We are in the middle of collecting data that requires processing in Matlab, and are looking to improve the processing performance by running it a multi-core VM with Matlab installed. The data is currently located in SharePoint and shared via OneDrive synchronization from users' personal computers. The best solution for accessing the data from the VM is not clear, so I am looking for some advice. It's feasible that we could migrate the files away from SharePoint and into some kind of Azure storage if there is clear benefit to doing so. I'm currently exploring the following possibilities:
Sync the data to storage on the same virtual drive as the VM itself using a OneDrive client on the VM. But Microsoft doesn’t produce a client for Linux, so this would use the open-source Linux client. There would still have to be a download step before doing any data processing, but hopefully that would be much faster since it should all be occurring within the Microsoft cloud backbone.
Setup an Azure Files space to be mounted by the VM and have users access the space via SMB as a network drive. The data would be immediately available to the VM once its uploaded, but we would also need to also migrate about 200GB of existing data from SharePoint.

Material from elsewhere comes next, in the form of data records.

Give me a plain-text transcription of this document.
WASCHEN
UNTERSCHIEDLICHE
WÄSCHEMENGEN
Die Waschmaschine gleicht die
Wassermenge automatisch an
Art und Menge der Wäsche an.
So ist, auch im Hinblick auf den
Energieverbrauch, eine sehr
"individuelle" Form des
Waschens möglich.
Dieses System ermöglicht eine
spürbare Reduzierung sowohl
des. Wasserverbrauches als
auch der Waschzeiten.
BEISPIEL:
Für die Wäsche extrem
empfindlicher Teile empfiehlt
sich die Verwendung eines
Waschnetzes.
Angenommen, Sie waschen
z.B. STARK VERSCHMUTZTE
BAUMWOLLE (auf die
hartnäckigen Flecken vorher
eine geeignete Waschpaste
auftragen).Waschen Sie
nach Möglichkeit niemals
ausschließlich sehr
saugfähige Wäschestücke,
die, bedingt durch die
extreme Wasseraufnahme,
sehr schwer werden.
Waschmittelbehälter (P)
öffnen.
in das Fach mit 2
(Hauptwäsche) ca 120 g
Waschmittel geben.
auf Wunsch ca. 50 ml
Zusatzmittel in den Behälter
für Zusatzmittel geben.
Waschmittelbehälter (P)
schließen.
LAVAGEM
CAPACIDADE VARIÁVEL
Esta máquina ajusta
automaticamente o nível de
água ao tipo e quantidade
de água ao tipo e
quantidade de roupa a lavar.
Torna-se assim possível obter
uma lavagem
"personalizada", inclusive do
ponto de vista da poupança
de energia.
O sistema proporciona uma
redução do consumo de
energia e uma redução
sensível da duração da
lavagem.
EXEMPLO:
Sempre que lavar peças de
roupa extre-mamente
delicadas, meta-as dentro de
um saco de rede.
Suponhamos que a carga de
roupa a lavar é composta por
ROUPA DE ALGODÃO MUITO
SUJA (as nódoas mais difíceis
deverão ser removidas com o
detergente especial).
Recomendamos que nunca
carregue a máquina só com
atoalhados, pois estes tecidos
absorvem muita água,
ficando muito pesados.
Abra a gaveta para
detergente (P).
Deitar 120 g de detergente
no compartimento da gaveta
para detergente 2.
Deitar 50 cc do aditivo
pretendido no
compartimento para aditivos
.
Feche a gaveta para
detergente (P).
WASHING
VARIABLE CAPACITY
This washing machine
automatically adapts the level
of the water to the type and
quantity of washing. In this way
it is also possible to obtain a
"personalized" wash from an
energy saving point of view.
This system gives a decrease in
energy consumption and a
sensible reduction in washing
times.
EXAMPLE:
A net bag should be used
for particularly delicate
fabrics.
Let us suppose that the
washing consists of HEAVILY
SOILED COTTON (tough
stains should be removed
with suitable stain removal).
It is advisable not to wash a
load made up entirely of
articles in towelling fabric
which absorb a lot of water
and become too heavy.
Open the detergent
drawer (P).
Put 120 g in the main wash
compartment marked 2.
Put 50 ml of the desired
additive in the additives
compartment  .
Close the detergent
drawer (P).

Setup an Azure Files space to be mounted by the VM and have it synchronize from SharePoint via an Azure Logic App. This would allow us to keep the existing SharePoint \ OneDrive based workflow without requiring a separate synchronization step that is run from the VM.
I'm an Azure rookie and this is just what I've found from looking around. I was hoping there was a more direct way to connect from an Azure VM to SharePoint cloud storage. Is there a better option? How would file access performance differ between synchronizing the files onto the VM drive vs connecting to an Azure Files drive via SMB? Thanks in advance.